The second part is about the analysis of self-increasing lock.

Self-adding locks, released before commit, high concurrent insertion, shared locks and exclusive locks are released after COMMIT commit. Values for self-incrementing columns cannot be rolled back.

Insert-like:

Simple-insert: you can determine the number of rows to be inserted before inserting. Bulk insert: statements that are uncertain about the number of rows to be inserted before inserting replace. Select mixed-mode inserts:insert into T1 (C1 ~ c2) values (1, "a"), (null, "b"), (4, "c"), (null, "d") insert. On duplicate key update: self-extension (any KEY duplicates, execute)

The parameter innodb_autoinc_lock_mode has three modes:

0: traditional way

Simple insert: traditional way

Bulk insert: traditional way

For INSERT... SELECT... Sometimes other transactions cannot be inserted, the assigned ID is continuous, and other transactions cannot be inserted.

Release the self-incrementing lock after SQL execution

1. (default configuration)

Simple insert concurrent

Bulk insert traditional way

two。 The loosest way

All self-increments are concurrent.

Self-increment of the same SQL statement may not be connected

Row-based binlog

Working mode 1:

How it works:

BULK INSERT:

ACQUIRE AI

INSERT.. SELECT: if the execution time is long, the holding time of the lock will be long. The uncertain number of records inserted will only increase itself after the insertion is finished. Other transactions will wait for insertion.

AI=AI+N

RELEASE AI

SIMPLE INSERT: no SQL statement execution wait

ACQURE AI

AI=AI+N

RELESE AI

The working principle when the working mode is 2:

A pair of BULK INSERT can also be inserted concurrently, which is not beneficial to single-line insertion, but beneficial to multi-threaded insertion.
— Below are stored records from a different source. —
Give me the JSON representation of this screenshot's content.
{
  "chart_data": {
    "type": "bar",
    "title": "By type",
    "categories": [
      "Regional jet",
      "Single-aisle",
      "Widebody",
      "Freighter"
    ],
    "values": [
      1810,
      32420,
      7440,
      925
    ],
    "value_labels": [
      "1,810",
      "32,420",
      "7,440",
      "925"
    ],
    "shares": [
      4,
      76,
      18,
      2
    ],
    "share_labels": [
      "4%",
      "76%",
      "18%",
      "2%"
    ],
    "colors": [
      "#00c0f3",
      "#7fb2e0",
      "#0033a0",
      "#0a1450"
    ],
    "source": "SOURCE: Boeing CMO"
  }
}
Self-increment may be discontinuous.

{

ACQUIRE AI LOCK

INSERT ONE REC

AI=Ai+1

RELEAS AI LOCK

}

The advantage of this is that for bulk, time-consuming inserts, SQL will not hold the AI self-increment lock for a long time, but will insert a (have and only insert one, while simple inserts is a determined M) statement and then release it, which can be used by other things to achieve concurrency.
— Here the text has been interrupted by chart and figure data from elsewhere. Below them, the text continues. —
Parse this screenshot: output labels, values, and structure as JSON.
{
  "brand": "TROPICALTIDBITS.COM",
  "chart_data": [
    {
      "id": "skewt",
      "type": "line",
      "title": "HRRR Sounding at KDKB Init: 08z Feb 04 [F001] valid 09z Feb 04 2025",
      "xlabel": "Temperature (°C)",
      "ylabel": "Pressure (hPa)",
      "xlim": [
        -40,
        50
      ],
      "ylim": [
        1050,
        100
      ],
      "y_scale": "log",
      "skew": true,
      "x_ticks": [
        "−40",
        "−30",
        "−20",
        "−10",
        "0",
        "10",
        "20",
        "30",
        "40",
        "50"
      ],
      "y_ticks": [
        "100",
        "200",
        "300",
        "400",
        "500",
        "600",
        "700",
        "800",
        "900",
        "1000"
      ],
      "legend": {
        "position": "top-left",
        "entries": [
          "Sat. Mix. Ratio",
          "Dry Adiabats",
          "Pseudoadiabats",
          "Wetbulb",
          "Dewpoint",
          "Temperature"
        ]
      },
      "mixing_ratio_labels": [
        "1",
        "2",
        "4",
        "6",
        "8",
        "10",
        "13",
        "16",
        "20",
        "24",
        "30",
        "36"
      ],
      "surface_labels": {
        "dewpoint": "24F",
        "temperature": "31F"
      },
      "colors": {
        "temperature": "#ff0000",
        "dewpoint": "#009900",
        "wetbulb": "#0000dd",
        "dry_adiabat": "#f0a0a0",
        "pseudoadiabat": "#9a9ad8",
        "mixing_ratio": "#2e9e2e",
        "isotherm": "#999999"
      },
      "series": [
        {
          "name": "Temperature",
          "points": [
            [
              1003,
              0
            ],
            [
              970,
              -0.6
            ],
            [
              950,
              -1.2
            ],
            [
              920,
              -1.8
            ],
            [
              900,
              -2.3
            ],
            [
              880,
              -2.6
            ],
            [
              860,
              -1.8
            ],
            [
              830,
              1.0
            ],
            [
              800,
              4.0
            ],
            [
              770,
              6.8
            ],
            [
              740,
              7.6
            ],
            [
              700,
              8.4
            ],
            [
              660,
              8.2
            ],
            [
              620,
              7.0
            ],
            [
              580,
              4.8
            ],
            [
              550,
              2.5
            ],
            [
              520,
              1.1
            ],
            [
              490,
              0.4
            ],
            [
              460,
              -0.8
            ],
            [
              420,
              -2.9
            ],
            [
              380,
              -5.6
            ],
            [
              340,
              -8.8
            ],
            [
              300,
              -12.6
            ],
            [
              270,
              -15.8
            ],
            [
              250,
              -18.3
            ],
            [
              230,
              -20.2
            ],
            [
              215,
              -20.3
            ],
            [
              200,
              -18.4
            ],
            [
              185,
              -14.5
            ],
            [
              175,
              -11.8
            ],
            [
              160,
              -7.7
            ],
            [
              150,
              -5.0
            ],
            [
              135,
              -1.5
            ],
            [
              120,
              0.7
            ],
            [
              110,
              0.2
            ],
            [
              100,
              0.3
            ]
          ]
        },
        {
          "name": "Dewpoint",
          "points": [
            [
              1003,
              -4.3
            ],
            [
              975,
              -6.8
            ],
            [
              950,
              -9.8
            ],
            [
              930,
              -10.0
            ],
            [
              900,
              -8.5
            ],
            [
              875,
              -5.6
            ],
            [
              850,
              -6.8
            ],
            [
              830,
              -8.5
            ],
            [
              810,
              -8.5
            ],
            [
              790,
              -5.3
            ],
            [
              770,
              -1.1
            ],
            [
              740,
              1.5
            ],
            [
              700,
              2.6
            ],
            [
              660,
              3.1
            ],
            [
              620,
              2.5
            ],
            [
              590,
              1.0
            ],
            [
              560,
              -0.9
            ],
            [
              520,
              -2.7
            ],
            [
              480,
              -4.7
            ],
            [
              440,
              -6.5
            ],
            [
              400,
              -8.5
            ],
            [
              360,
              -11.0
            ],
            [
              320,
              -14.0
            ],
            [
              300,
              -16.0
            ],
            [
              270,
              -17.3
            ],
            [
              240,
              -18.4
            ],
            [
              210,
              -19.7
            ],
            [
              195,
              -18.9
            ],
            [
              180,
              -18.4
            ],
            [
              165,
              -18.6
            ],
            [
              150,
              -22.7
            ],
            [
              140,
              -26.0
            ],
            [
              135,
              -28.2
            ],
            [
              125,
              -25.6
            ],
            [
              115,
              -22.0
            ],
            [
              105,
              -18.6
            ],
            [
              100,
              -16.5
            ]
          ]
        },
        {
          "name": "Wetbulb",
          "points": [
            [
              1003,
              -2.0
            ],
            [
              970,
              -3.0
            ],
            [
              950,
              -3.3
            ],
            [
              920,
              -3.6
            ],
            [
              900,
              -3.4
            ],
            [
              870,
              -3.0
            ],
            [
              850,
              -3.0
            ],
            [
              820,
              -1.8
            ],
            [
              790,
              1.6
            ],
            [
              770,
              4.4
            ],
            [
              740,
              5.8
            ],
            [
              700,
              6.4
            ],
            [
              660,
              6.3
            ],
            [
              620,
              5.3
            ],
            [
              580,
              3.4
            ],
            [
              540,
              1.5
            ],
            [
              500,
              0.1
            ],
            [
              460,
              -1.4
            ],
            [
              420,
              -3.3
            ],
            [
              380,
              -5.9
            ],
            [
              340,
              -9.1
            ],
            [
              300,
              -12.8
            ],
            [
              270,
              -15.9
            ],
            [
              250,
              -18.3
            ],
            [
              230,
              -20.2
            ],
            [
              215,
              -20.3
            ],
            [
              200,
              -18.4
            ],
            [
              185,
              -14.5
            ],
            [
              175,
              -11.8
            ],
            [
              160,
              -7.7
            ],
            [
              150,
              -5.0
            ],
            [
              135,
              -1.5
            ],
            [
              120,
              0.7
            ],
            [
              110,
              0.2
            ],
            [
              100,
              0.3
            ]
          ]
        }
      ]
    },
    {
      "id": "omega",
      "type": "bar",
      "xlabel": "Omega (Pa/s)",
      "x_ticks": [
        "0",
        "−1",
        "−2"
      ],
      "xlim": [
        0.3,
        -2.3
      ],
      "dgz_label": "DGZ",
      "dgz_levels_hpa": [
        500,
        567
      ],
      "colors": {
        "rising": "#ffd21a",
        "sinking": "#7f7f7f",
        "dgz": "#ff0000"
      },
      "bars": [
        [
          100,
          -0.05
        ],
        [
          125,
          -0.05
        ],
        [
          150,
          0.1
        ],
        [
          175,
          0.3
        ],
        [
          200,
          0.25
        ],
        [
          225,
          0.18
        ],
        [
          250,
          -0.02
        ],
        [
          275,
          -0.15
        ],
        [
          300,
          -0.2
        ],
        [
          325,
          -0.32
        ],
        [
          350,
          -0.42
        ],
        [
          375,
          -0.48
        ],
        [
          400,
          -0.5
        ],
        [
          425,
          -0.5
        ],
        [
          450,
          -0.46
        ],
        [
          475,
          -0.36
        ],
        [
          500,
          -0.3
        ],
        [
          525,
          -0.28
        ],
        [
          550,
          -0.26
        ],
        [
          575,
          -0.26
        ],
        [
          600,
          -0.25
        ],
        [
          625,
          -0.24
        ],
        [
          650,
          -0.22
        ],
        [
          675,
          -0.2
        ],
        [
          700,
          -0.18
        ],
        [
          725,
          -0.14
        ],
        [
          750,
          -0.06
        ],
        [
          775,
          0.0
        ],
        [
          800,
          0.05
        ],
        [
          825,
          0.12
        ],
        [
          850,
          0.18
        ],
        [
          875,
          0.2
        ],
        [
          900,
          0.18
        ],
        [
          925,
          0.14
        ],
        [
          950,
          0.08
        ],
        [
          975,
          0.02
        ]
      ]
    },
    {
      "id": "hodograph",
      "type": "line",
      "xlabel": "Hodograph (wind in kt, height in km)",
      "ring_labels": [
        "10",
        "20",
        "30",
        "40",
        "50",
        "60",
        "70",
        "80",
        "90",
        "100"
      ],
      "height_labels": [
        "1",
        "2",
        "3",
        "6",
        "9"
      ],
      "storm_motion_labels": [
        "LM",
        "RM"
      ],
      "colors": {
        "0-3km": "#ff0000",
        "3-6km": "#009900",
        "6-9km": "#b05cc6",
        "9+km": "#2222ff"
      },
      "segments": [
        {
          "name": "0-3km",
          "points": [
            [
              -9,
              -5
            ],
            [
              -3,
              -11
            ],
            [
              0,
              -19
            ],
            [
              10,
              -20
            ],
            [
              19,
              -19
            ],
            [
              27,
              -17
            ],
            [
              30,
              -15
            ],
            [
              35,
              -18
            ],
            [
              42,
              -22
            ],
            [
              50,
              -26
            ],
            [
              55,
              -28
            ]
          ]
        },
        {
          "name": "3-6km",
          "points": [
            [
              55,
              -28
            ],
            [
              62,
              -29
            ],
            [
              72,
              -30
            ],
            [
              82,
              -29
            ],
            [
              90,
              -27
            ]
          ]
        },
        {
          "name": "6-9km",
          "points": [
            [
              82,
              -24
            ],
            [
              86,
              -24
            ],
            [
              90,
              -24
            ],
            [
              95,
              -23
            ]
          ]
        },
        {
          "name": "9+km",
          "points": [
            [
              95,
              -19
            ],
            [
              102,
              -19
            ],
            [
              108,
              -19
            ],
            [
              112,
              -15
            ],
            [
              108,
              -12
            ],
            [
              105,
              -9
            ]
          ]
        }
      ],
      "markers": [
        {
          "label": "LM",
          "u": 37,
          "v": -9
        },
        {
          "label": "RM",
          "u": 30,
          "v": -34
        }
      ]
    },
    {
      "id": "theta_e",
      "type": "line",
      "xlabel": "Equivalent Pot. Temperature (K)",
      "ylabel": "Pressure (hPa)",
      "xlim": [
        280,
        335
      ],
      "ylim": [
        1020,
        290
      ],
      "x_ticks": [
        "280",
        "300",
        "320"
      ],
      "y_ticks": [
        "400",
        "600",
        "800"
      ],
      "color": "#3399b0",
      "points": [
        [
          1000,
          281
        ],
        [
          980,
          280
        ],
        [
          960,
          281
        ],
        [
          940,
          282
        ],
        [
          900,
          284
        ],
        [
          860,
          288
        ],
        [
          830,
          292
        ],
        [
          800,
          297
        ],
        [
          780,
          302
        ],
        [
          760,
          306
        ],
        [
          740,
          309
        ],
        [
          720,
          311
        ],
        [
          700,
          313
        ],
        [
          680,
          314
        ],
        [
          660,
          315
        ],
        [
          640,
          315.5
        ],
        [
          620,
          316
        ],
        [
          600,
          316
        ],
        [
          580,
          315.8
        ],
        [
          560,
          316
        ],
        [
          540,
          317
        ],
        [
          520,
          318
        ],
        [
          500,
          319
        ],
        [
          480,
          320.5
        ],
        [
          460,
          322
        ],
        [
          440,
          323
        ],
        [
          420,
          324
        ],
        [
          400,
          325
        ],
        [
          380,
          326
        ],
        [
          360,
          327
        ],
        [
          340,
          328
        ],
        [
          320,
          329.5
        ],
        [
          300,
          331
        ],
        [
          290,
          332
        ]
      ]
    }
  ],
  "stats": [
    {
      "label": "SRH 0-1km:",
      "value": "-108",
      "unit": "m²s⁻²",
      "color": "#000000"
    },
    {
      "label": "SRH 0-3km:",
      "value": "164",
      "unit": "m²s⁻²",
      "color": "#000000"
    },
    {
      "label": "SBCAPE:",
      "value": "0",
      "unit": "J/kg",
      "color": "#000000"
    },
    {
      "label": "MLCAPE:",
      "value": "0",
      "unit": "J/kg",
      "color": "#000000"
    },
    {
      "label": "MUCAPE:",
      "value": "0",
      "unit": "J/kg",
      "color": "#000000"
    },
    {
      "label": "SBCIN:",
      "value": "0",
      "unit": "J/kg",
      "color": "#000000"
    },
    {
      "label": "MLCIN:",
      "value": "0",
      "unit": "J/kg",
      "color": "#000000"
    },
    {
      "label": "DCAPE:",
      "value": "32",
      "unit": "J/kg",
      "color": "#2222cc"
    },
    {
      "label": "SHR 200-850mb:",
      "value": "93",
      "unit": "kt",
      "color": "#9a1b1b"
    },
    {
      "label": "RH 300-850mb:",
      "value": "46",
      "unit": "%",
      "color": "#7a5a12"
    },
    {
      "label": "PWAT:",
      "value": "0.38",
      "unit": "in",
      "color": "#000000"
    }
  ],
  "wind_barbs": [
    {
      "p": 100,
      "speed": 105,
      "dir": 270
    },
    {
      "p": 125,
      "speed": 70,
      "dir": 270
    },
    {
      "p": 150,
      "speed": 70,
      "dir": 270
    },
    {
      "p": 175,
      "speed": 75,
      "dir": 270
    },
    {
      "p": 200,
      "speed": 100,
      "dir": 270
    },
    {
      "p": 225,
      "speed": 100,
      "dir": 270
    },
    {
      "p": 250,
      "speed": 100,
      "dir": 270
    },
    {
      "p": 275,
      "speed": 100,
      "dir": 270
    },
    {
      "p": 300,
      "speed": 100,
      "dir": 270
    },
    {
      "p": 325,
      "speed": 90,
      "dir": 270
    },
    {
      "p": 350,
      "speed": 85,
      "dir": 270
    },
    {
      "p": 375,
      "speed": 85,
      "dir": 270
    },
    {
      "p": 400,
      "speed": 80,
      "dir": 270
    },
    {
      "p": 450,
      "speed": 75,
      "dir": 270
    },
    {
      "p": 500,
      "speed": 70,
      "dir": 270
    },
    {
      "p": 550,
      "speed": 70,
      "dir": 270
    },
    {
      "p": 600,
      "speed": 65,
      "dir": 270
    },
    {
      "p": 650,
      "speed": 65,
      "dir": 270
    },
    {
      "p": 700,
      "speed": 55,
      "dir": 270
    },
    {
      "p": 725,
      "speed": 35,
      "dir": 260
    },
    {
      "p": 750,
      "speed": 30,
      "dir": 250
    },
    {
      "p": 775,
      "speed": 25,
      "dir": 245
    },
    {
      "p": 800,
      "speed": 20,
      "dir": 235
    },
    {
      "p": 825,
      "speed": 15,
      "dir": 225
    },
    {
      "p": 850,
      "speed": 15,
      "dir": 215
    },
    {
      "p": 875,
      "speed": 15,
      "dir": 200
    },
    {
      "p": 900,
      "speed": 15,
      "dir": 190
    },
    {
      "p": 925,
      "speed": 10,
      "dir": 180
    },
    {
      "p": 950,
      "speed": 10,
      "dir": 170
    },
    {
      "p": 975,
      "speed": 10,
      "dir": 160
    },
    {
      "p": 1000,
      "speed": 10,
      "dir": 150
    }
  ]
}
However, the degree of concurrency in this way is increased, but the performance does not necessarily improve, especially when importing data in a single thread, you have to constantly apply for and release locks.

For batch insertion, self-increment may become discontinuous (whether it is acceptable to communicate with the developer)

Innodb_autoinc_lock_mode belongs to read-only, and the MySQL instance needs to be restarted after modification.

Creation of self-incrementing column:

For federated indexes, the self-incrementing column must be placed in the first column

Create table jjj (an int auto_increment,b int, key (adre b)); / / KEY (bjorn a)

Self-adding lock:

AUTO_INCREMENT competition cannot be persisted, and its speed is fast.

When the MYSQL server is restarted, the value is recalculated:

SELECT MAX (AUTO_INC_COL) FROM XX is based on index lookups rather than full table scans

Self-increasing lock related parameters:

Auto_increment_increment: step valu

Auto_increment_offset: initial valu

Welcome to subscribe "Shulou Technology Information " to get latest news, interesting things and hot topics in the IT industry, and controls the hottest and latest Internet news, technology news and IT industry trends.

*The comments in the above article only represent the author's personal views and do not represent the views and positions of this website. If you have more insights, please feel free to contribute and share.